Dan / Ted, thanks for the responses.

I think that my confusion with the SGD implementation was from the
combination of randomization of the seeds and the batch versus online
nature of the classification training. I had previously never used an
online classifier before.

It turns out that the library that I was comparing the results against
(scikit-learn, which is a wrapper around LIBLINEAR) was doing batch L2
Regression processing, which I believe does not use a gradient descent
calculation. So apples and oranges to some extent.

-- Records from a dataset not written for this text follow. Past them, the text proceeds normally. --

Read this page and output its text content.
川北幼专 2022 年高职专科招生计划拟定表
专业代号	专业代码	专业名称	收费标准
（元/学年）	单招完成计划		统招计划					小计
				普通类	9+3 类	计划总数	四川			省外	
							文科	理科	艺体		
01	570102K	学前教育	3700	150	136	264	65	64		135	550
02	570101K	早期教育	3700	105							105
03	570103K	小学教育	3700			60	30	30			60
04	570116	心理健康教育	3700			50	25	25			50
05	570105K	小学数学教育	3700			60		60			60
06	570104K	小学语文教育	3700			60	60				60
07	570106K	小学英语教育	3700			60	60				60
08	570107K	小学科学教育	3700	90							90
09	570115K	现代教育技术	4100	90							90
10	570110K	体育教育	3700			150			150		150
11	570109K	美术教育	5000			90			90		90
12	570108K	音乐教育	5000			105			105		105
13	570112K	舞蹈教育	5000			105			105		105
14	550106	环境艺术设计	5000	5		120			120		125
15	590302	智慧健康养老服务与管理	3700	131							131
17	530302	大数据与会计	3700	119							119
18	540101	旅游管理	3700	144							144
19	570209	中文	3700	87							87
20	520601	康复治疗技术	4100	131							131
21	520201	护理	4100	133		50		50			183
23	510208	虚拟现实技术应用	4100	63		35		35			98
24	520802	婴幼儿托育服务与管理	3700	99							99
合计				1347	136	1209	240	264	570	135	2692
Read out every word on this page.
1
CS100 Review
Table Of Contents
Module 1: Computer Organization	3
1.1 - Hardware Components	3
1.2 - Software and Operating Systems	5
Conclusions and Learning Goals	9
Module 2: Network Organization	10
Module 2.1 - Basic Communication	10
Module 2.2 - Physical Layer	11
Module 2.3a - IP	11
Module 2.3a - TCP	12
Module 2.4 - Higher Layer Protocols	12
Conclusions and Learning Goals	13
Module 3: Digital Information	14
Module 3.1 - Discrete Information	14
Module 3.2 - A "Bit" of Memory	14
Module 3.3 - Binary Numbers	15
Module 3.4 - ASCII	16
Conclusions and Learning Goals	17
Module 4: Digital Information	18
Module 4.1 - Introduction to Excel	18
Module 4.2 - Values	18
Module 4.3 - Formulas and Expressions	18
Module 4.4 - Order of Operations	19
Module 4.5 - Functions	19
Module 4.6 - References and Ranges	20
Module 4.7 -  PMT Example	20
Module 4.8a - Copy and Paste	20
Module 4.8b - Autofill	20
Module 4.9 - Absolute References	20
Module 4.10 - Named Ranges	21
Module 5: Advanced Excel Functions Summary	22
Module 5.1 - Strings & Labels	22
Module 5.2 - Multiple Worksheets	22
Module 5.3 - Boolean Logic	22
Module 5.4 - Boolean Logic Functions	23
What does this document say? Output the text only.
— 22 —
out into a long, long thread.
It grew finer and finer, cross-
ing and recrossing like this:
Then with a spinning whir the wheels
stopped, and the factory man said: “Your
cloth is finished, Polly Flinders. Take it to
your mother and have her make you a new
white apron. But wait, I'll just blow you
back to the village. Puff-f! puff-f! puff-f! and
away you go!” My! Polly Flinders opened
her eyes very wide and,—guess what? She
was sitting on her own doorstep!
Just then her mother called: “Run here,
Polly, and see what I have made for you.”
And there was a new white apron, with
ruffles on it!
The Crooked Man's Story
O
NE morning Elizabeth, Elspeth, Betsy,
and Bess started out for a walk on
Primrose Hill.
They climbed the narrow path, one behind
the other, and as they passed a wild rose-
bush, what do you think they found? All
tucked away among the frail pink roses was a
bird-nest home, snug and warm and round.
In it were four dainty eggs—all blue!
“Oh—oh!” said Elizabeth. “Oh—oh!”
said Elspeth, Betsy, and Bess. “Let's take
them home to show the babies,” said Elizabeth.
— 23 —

I'll take a look at the RandomUtils.useTestSeed() to see if I can replicate
some of my test data using this online training.

Thanks again for the response.



On Mon, May 13, 2013 at 10:48 PM, Dan Filimon
<[email protected]>wrote:

> Hi,
>
> On Tue, May 14, 2013 at 7:24 AM, Tom Marthaler <[email protected]>
> wrote:
>
> > Hi, looking at the org.apache.mahout.classifier.sgd.TrainNewsGroups
> > examples class, it seems that the online nature of the SGD logistic
> > regression will always be dependent on the order in which the classifier
> is
> > trained.
> >
>
> Yes, gradient descent is dependent on the starting point and SGD, given
> that it stochastically choses a single point to compute the gradient with
> respect to, is also is dependent on the order of the points.
> SGD and batch gradient descent have the same expected errors however.
>
>
> > There is a call to randomize the order in which the newsgroup files are
> > read in on line 112 of TrainNewsGroups (the Collections.shuffle(files);
> > call). This means that the output of the TrainNewsGroups main method will
> > be non-deterministic.
> >
>
> Yes and I can tell you from experience (sadly... :) that not shuffling the
> points will break everything.
>
> I am specifically looking at the weights put into the
> > org.mahout.classifier.sgd.ModelDissector core class.
> >
> > Is there a way to make the feature weights deterministic, no matter the
> > order of the input training vectors?
> >
>
> For it to work in general, the stochasticity is what makes it have the same
> expected errors as normal GD. It's just by nature a random algorithm.
> For testing however, you can always set a fixed seed for the random number
> generator. This will always give you the same "random" points. There's a
> method in RandomUtils.useTestSeed() that does just that.